2) For the frosting, place a heat proof bowl over a pot of simmering water. Whisk egg whites, sugar, and cream of tartar in the bowl constantly until sugar is dissolved and whites are warm to the touch, 3 to 4 minutes. Transfer egg mixture to the bowl of electric mixer fitted with the whisk attachment. Whisk starting on low speed and gradually increase to high, until stiff, glossy peaks form, 5 to 7 minutes. Add vanilla, and mix until combined. Scoop frosting into a piping bag fitted with your tip of preference. You could also fill a freezer bag and cut the tip. Pipe big swirls of frosting on top of cupcakes.

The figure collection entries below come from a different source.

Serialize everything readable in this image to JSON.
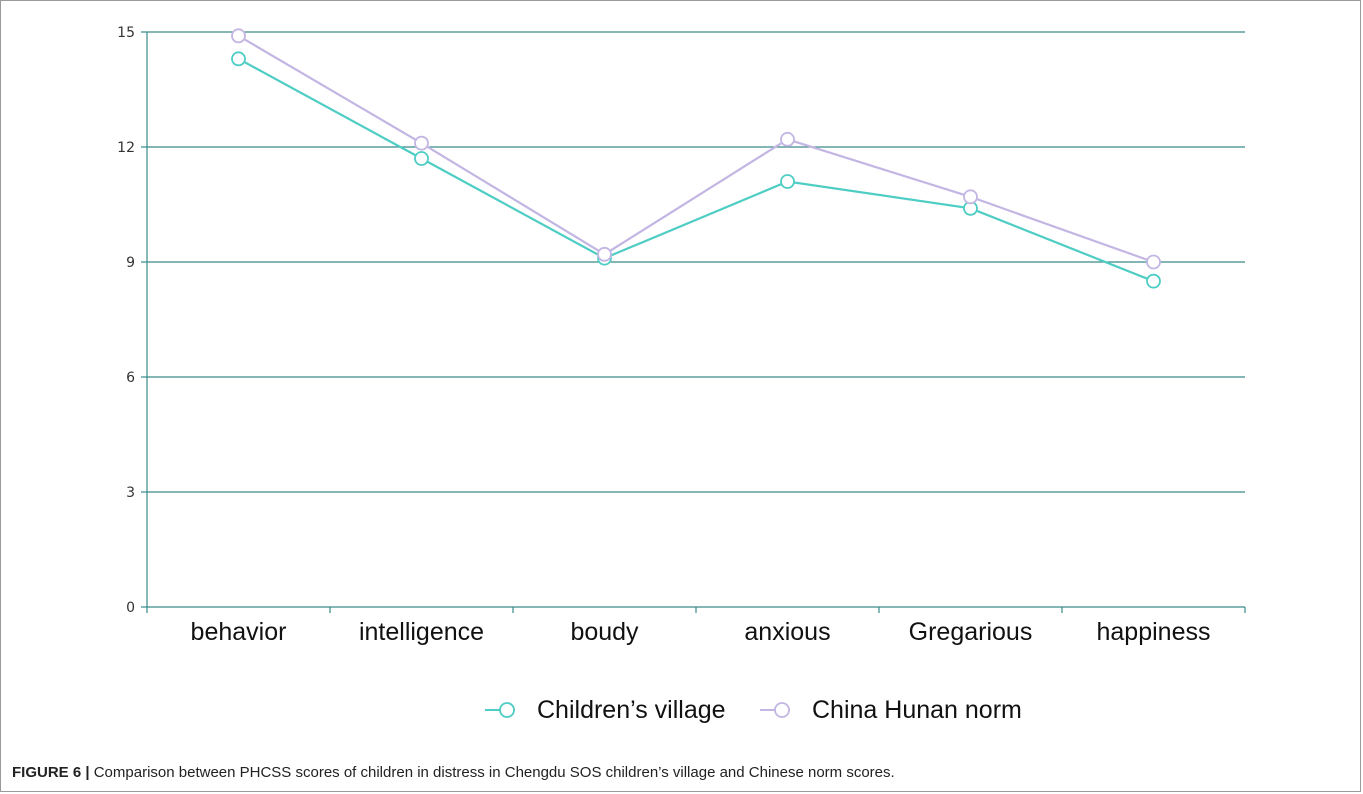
{
  "chart_data": {
    "type": "line",
    "categories": [
      "behavior",
      "intelligence",
      "boudy",
      "anxious",
      "Gregarious",
      "happiness"
    ],
    "series": [
      {
        "name": "Children’s village",
        "values": [
          14.3,
          11.7,
          9.1,
          11.1,
          10.4,
          8.5
        ],
        "color": "#4ecdc4"
      },
      {
        "name": "China Hunan norm",
        "values": [
          14.9,
          12.1,
          9.2,
          12.2,
          10.7,
          9.0
        ],
        "color": "#c3b6e3"
      }
    ],
    "ylim": [
      0,
      15
    ],
    "yticks": [
      0,
      3,
      6,
      9,
      12,
      15
    ],
    "grid": true,
    "grid_color": "#3a8a8a",
    "legend_position": "bottom-center",
    "title": "",
    "xlabel": "",
    "ylabel": ""
  },
  "caption": {
    "label": "FIGURE 6 |",
    "text": "Comparison between PHCSS scores of children in distress in Chengdu SOS children’s village and Chinese norm scores."
  }
}
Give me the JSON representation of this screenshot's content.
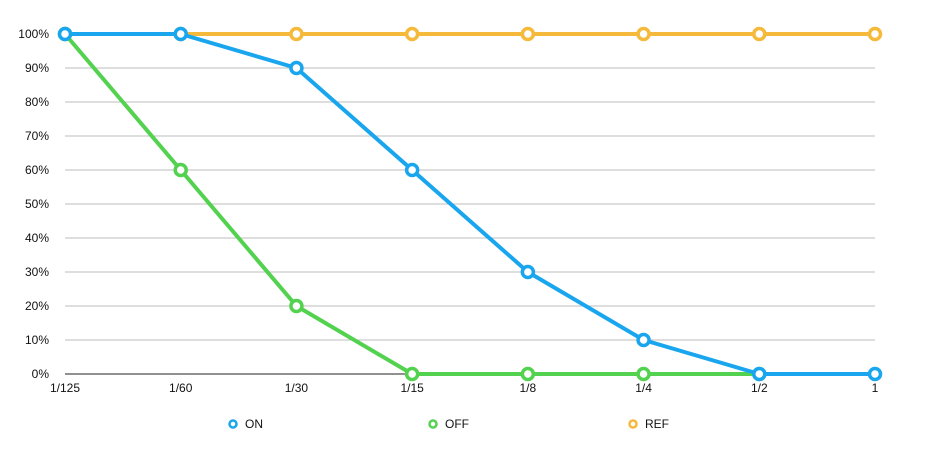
{
  "chart_data": {
    "type": "line",
    "title": "",
    "xlabel": "",
    "ylabel": "",
    "categories": [
      "1/125",
      "1/60",
      "1/30",
      "1/15",
      "1/8",
      "1/4",
      "1/2",
      "1"
    ],
    "ylim": [
      0,
      100
    ],
    "yticks": [
      "0%",
      "10%",
      "20%",
      "30%",
      "40%",
      "50%",
      "60%",
      "70%",
      "80%",
      "90%",
      "100%"
    ],
    "grid": true,
    "legend_position": "bottom",
    "series": [
      {
        "name": "ON",
        "color": "#1aa6ee",
        "values": [
          100,
          100,
          90,
          60,
          30,
          10,
          0,
          0
        ]
      },
      {
        "name": "OFF",
        "color": "#52d24e",
        "values": [
          100,
          60,
          20,
          0,
          0,
          0,
          0,
          null
        ]
      },
      {
        "name": "REF",
        "color": "#f5b93c",
        "values": [
          100,
          100,
          100,
          100,
          100,
          100,
          100,
          100
        ]
      }
    ],
    "draw_order": [
      "REF",
      "OFF",
      "ON"
    ]
  }
}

3) For the curd, whisk together the eggs and sugar in a sauce pan until well blended. Add the lime juice. Place the pan over medium-low heat. Whisk constantly, until the mixture is warmed through. Be careful not to heat the mixture too quickly to avoid curdling the eggs. Whisk in the butter a little bit at a time, stirring in each addition until completely incorporated before adding more. Continue to cook, scraping the bottom of the pan, until the mixture thickens and a spoon or spatula leaves a path when drawn through it. Immediately remove the pan from the heat and pass the mixture through a fine mesh strainer. Transfer to an airtight container and refrigerate for at least 30 minutes. When cooled add green and yellow food coloring to create the Slimer effect. Drizzle over cupcakes.